Cummings signed in September 1963.

The budget was a reported $5 million.

===Shooting===
Except for one scene at Los Angeles Airport, the entire film was shot on the Fox backlot on 73 sets. Because of the limited availability of the stars, the movie was shot over 45 days, which was considered short for a movie of this scale.

The swimming pool set in the Pinky Benson sequences is the same set (with some minor redressing) used for Something's Got to Give.

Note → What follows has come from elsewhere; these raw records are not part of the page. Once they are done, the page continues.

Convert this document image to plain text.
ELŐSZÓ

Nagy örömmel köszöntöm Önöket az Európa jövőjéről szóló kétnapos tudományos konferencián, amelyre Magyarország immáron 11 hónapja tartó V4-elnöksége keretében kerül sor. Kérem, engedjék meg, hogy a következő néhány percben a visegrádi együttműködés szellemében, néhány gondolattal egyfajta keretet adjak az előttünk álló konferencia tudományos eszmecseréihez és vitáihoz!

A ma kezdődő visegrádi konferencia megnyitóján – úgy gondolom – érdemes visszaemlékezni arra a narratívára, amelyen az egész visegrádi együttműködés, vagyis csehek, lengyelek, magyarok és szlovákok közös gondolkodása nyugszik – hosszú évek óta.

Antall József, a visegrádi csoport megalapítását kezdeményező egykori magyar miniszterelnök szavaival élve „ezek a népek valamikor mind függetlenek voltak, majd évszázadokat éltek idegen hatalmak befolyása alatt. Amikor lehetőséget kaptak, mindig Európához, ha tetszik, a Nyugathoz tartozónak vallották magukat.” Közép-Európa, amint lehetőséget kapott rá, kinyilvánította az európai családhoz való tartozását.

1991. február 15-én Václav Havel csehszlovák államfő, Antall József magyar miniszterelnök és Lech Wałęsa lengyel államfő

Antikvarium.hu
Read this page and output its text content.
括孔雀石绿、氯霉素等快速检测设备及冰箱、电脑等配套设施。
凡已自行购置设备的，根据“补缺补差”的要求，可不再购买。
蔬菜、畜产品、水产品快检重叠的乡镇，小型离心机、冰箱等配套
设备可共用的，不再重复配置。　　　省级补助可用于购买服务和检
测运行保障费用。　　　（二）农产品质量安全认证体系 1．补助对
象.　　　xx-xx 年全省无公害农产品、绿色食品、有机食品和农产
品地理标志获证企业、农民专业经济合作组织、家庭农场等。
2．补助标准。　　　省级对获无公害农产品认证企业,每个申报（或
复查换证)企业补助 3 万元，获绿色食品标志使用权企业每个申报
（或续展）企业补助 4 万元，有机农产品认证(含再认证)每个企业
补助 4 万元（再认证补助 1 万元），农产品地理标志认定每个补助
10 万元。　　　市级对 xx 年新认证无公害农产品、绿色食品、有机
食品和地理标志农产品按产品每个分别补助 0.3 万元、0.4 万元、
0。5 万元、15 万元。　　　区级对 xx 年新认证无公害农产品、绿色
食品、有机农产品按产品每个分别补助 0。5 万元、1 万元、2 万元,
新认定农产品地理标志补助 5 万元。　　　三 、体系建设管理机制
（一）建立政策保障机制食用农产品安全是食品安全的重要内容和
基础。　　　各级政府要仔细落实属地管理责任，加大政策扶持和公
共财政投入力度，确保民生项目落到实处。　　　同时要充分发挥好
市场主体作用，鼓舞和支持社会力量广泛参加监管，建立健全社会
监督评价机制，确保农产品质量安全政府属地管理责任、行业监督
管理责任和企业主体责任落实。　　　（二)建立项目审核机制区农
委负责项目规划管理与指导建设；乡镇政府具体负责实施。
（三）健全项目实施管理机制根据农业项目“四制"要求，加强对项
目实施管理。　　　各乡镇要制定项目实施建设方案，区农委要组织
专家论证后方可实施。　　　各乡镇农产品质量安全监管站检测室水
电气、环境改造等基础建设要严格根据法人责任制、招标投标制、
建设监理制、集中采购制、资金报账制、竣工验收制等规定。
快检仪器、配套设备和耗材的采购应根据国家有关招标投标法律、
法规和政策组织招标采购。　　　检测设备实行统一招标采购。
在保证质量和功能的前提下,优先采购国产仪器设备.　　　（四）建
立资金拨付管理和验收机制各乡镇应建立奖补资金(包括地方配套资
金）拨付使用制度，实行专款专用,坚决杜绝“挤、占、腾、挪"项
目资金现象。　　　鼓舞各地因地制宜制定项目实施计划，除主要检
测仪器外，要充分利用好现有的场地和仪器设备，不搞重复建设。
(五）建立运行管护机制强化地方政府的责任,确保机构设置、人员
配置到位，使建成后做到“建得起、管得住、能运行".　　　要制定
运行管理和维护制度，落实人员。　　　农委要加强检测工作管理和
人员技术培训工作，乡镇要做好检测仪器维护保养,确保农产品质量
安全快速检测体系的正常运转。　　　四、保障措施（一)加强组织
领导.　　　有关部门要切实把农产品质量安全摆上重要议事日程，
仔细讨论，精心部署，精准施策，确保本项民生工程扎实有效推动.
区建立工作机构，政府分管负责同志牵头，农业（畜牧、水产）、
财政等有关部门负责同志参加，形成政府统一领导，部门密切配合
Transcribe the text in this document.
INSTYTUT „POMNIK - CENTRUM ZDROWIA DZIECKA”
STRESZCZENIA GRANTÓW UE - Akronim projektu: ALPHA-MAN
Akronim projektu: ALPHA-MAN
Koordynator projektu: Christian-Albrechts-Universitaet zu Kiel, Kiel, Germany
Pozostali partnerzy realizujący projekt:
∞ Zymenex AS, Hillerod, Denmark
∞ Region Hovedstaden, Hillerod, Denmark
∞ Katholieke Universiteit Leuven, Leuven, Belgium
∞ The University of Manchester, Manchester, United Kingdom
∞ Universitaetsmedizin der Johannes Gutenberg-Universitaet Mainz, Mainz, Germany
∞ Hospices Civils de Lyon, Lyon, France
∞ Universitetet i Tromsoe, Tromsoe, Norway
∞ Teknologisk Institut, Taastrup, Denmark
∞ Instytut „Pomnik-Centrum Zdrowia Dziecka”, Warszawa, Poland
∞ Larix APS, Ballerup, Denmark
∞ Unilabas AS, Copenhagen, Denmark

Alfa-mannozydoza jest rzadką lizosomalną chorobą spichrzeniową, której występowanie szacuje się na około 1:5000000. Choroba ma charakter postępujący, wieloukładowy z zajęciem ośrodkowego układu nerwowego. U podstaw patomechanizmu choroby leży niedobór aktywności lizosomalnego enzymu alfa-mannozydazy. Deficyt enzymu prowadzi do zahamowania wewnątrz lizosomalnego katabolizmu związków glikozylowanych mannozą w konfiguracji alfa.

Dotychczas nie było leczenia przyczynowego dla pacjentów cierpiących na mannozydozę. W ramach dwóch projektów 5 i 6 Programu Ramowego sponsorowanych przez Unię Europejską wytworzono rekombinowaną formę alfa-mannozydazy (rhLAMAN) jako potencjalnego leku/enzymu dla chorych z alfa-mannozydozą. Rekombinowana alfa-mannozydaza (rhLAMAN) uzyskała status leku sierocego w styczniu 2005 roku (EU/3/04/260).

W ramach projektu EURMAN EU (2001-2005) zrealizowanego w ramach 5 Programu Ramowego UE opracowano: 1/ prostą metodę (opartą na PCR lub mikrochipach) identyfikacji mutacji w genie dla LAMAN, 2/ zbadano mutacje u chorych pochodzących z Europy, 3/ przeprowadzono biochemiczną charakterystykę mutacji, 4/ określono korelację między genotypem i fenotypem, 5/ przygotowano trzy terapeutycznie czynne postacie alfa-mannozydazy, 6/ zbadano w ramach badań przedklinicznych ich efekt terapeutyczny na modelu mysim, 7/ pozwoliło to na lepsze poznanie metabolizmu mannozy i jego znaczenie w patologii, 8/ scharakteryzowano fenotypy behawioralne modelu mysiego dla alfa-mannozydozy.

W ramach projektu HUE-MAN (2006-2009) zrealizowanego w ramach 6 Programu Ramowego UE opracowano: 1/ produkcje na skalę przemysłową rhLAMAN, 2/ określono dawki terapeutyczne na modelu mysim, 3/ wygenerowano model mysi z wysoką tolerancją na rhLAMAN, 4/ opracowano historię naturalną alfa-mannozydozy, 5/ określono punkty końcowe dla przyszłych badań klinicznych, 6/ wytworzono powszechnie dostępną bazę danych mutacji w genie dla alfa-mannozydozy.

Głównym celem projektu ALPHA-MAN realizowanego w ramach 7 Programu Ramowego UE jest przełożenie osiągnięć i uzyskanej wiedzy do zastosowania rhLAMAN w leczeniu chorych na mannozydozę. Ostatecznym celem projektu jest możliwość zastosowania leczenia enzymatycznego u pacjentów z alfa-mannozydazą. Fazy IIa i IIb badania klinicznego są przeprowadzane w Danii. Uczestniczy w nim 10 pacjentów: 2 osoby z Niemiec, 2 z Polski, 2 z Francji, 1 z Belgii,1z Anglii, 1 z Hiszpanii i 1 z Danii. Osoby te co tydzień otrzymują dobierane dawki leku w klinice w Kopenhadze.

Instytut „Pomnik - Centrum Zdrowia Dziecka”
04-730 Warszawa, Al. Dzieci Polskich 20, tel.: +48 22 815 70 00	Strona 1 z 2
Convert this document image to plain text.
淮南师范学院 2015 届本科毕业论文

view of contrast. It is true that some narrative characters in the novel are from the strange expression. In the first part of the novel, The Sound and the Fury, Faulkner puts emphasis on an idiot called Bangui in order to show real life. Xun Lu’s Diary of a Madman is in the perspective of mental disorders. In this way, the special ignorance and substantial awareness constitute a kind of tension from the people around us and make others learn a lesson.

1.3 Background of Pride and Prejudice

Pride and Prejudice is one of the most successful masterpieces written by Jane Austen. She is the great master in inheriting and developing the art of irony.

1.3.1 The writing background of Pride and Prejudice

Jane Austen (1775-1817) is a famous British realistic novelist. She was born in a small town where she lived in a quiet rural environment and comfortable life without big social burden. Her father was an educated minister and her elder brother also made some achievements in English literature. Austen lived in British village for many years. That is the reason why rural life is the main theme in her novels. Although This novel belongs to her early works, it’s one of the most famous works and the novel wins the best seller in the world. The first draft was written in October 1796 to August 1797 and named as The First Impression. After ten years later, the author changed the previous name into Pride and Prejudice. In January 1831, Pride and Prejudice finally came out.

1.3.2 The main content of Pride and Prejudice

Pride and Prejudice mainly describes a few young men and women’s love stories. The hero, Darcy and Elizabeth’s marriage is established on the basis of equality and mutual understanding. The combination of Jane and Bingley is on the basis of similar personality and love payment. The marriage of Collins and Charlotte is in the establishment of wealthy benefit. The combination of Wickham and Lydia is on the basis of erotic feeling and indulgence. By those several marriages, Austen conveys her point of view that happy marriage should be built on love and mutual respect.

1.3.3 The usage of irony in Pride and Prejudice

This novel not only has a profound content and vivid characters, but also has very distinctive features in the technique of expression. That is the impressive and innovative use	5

MacLaine was quoted as saying that she was happy to work with "Edith Head with a $500,000 budget, 72 hairstyles to match the gowns, and a $3.5-million gem collection loaned by Harry Winston of New York. Pretty good perks, I'd say."

==Reception==
===Box office performance===
What a Way to Go! premiered on May 12, 1964, and grossed $11,180,531 at the U.S. box office, earning $6.10 million in the United States.

According to Fox records, the film needed to earn $8.5 million in film rentals to break even and made $9.09 million, meaning it made a profit.

===Film critics===
Contemporary reviews were mixed, ranging from raves to pans. James Powers of the Hollywood Reporter called the film "hard to define, but easy to recommend...a dazzler". Variety labelled it a "big, gaudy, gimmicky comedy which continually promises more than it delivers by way of wit and/or bellylaffs." John Simon of The New Leader wrote "The mildest thing that can be said about this film is that it is an abomination". FilmInk said Cummings was "great fun".

===Awards===
What a Way to Go! was nominated for two Academy Awards for Best Art Direction (Jack Martin Smith, Ted Haworth, Walter M. Scott, Stuart A. Reiss) and Best Costume Design by Edith Head and Moss Mabry, a BAFTA Best Foreign Actress Award for Shirley MacLaine, and an American Cinema Editors Eddie Award for Best Editor for Marjorie Fowler. It won a Locarno Film Festival Award for Best Actor for Gene Kelly.